In contrast, a range of government initiatives have been implemented to boost private sector growth.

This includes subsidies and tax relief for small to medium size businesses, as well as capital investment in construction and science, engineering, and technology (SET) industries.

However, only 14 per cent of small to medium size businesses are ‘majority-led’ by women – either run by a woman or have a management teach that is over 50 per cent women – and women are similarly under-represented in the construction (13.5 per cent) and SET (12.3 per cent) sectors.

Unsurprisingly, then, 60 per cent of those ‘new’ private sector jobs have gone to men.

Ceri Goddard, chief executive of the Fawcett Society, said: “Women could and should be a key part of the driving engine getting the UK’s economy back on its feet, but with investment restricted to sectors where few women work, and funding for programmes tackling gender segregation slashed, there’s little hope.”

In addition to revealing the particular barriers faced by women striving to participate in the labour market, the report also stresses the continued inequalities faced by women in the workplace.

The Women in Work Index recently downgraded the UK to 18th position out of 27  countries in the Organisation for Economic Co-operation and Development (OECD) based on five indicators of female economic empowerment, including the gender pay gap and the female unemployment rate.

Women in full-time work earn on average 15 per cent less per hour that men and, consequentially, find that their pensions are only 62 per cent of those for the average man.

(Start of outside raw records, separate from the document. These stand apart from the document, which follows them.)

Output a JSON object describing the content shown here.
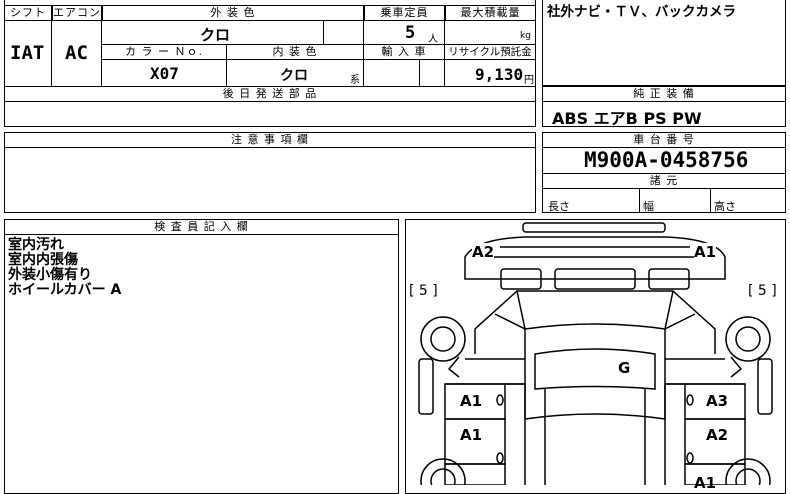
{
  "top_table": {
    "shift_header": "シフト",
    "aircon_header": "エアコン",
    "exterior_color_header": "外 装 色",
    "capacity_header": "乗車定員",
    "max_load_header": "最大積載量",
    "shift_value": "IAT",
    "aircon_value": "AC",
    "exterior_color_value": "クロ",
    "capacity_value": "5",
    "capacity_unit": "人",
    "max_load_unit": "kg",
    "color_no_header": "カ ラ ー Ｎｏ.",
    "interior_color_header": "内 装 色",
    "import_header": "輸 入 車",
    "recycle_header": "リサイクル預託金",
    "color_no_value": "X07",
    "interior_color_value": "クロ",
    "interior_color_suffix": "系",
    "recycle_value": "9,130",
    "recycle_unit": "円",
    "later_parts_header": "後 日 発 送 部 品"
  },
  "options_box": {
    "text": "社外ナビ・ＴＶ、バックカメラ"
  },
  "genuine_equipment": {
    "header": "純 正 装 備",
    "value": "ABS エアB PS PW"
  },
  "notes": {
    "header": "注 意 事 項 欄"
  },
  "chassis": {
    "header": "車 台 番 号",
    "value": "M900A-0458756",
    "specs_header": "諸 元",
    "length_label": "長さ",
    "width_label": "幅",
    "height_label": "高さ"
  },
  "inspector": {
    "header": "検 査 員 記 入 欄",
    "lines": [
      "室内汚れ",
      "室内内張傷",
      "外装小傷有り",
      "ホイールカバー A"
    ]
  },
  "car_diagram": {
    "left_bracket": "[ 5 ]",
    "right_bracket": "[ 5 ]",
    "marks": {
      "front_left": "A2",
      "front_right": "A1",
      "glass": "G",
      "left_front_door": "A1",
      "left_rear_door": "A1",
      "right_front_door": "A3",
      "right_rear_door": "A2",
      "right_rear_partial": "A1"
    }
  }
}
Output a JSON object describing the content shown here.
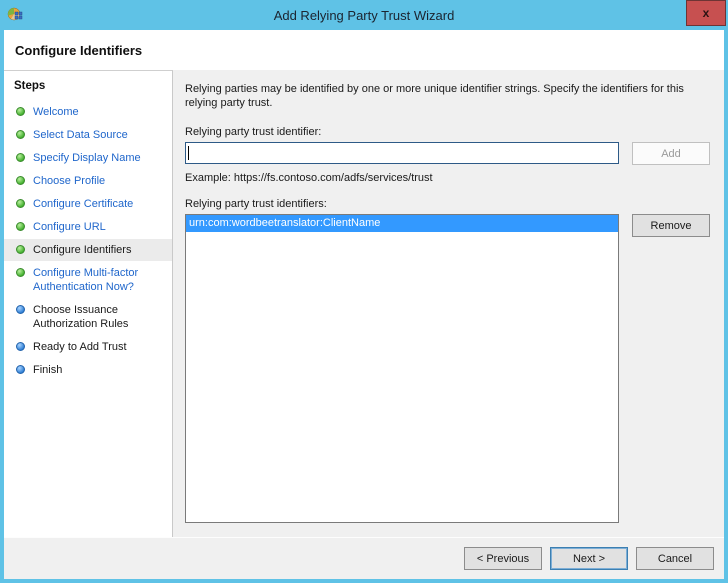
{
  "window": {
    "title": "Add Relying Party Trust Wizard",
    "close_glyph": "x"
  },
  "header": {
    "title": "Configure Identifiers"
  },
  "sidebar": {
    "title": "Steps",
    "items": [
      {
        "label": "Welcome",
        "state": "visited",
        "bullet": "green"
      },
      {
        "label": "Select Data Source",
        "state": "visited",
        "bullet": "green"
      },
      {
        "label": "Specify Display Name",
        "state": "visited",
        "bullet": "green"
      },
      {
        "label": "Choose Profile",
        "state": "visited",
        "bullet": "green"
      },
      {
        "label": "Configure Certificate",
        "state": "visited",
        "bullet": "green"
      },
      {
        "label": "Configure URL",
        "state": "visited",
        "bullet": "green"
      },
      {
        "label": "Configure Identifiers",
        "state": "current",
        "bullet": "green"
      },
      {
        "label": "Configure Multi-factor Authentication Now?",
        "state": "visited",
        "bullet": "green"
      },
      {
        "label": "Choose Issuance Authorization Rules",
        "state": "upcoming",
        "bullet": "blue"
      },
      {
        "label": "Ready to Add Trust",
        "state": "upcoming",
        "bullet": "blue"
      },
      {
        "label": "Finish",
        "state": "upcoming",
        "bullet": "blue"
      }
    ]
  },
  "content": {
    "intro": "Relying parties may be identified by one or more unique identifier strings. Specify the identifiers for this relying party trust.",
    "identifier_label": "Relying party trust identifier:",
    "identifier_value": "",
    "add_button": "Add",
    "example": "Example: https://fs.contoso.com/adfs/services/trust",
    "identifiers_label": "Relying party trust identifiers:",
    "identifiers": [
      "urn:com:wordbeetranslator:ClientName"
    ],
    "remove_button": "Remove"
  },
  "footer": {
    "previous_button": "< Previous",
    "next_button": "Next >",
    "cancel_button": "Cancel"
  },
  "colors": {
    "titlebar_blue": "#5fc2e6",
    "close_red": "#c75050",
    "link_blue": "#1f66cb",
    "bullet_green": "#3fae2a",
    "bullet_blue": "#2b7cd3",
    "selection_blue": "#3399ff",
    "content_gray": "#f0f0f0",
    "input_focus_border": "#2d5a87",
    "default_button_border": "#3c7fb1"
  }
}
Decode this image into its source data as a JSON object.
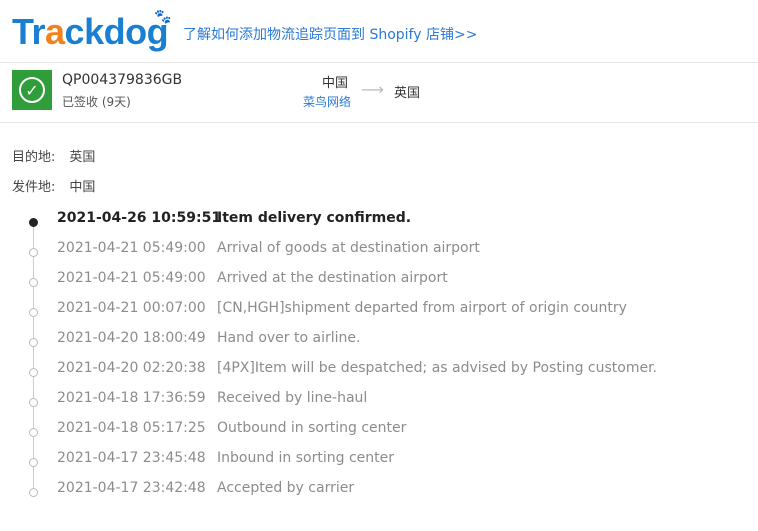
{
  "header": {
    "logo_text_parts": [
      "Tr",
      "a",
      "ckdog"
    ],
    "shopify_link": "了解如何添加物流追踪页面到 Shopify 店铺>>"
  },
  "shipment": {
    "tracking_number": "QP004379836GB",
    "status": "已签收 (9天)",
    "origin_country": "中国",
    "carrier": "菜鸟网络",
    "destination_country": "英国"
  },
  "details": {
    "destination_label": "目的地:",
    "destination_value": "英国",
    "origin_label": "发件地:",
    "origin_value": "中国"
  },
  "events": [
    {
      "time": "2021-04-26 10:59:51",
      "desc": "Item delivery confirmed."
    },
    {
      "time": "2021-04-21 05:49:00",
      "desc": "Arrival of goods at destination airport"
    },
    {
      "time": "2021-04-21 05:49:00",
      "desc": "Arrived at the destination airport"
    },
    {
      "time": "2021-04-21 00:07:00",
      "desc": "[CN,HGH]shipment departed from airport of origin country"
    },
    {
      "time": "2021-04-20 18:00:49",
      "desc": "Hand over to airline."
    },
    {
      "time": "2021-04-20 02:20:38",
      "desc": "[4PX]Item will be despatched; as advised by Posting customer."
    },
    {
      "time": "2021-04-18 17:36:59",
      "desc": "Received by line-haul"
    },
    {
      "time": "2021-04-18 05:17:25",
      "desc": "Outbound in sorting center"
    },
    {
      "time": "2021-04-17 23:45:48",
      "desc": "Inbound in sorting center"
    },
    {
      "time": "2021-04-17 23:42:48",
      "desc": "Accepted by carrier"
    }
  ],
  "colors": {
    "brand_blue": "#1b7fd1",
    "brand_orange": "#f0821e",
    "delivered_green": "#2e9d3a",
    "link_blue": "#2a7ad6"
  },
  "icons": {
    "status": "check-circle-icon",
    "route_arrow": "arrow-right-icon",
    "timeline_dot": "timeline-dot-icon"
  }
}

Two-thirds of those paid at or below the minimum wage are women, and such is the problem that The Work Foundation claims that ‘the UK’s low pay problem is essentially a gender pay problem.’

Low pay is endemic in part-time work, although part-time work is often the only option for single mothers and those with caring responsibilities – which is why almost three-quarters of the part-time workforce are women.

The report also highlights other challenges faced by single parents seeking work.

It is not just finding affordable childcare and flexible work which are compatible with one another, but also the lack of support and misinformation emanating from the very agencies that should be there to help.

Citing research from Single Parent Action Network (SPAN), which investigated the experiences of single parents in receipt of Jobseekers Allowance, the report reveals that information being dispensed by Jobcentre Plus staff is often ‘confusing and contradictory’.

Single parents report being turned away from Jobcentre Plus appointments for taking their young children with them, as well as finding staff  inflexible when appointments clash with childcare commitments like school drop offs.

As one mother explained, “I had thought that, you know, I would be encouraged … given the opportunity to kind of put myself back together [but] it was a very lax kind of, nobody gave a damn attitude, you know you were treated without any respect, without any dignity.”

As Brendan Barber, TUC General Secretary, warned in 2011 when depth of the proposed public spending cuts were announced: ‘When politicians talk about the need for deep spending cuts they rarely say how this would affect ordinary working people… women would have to pay for these cuts with their jobs and pensions.’

And so, the Fawcett report makes clear, they have.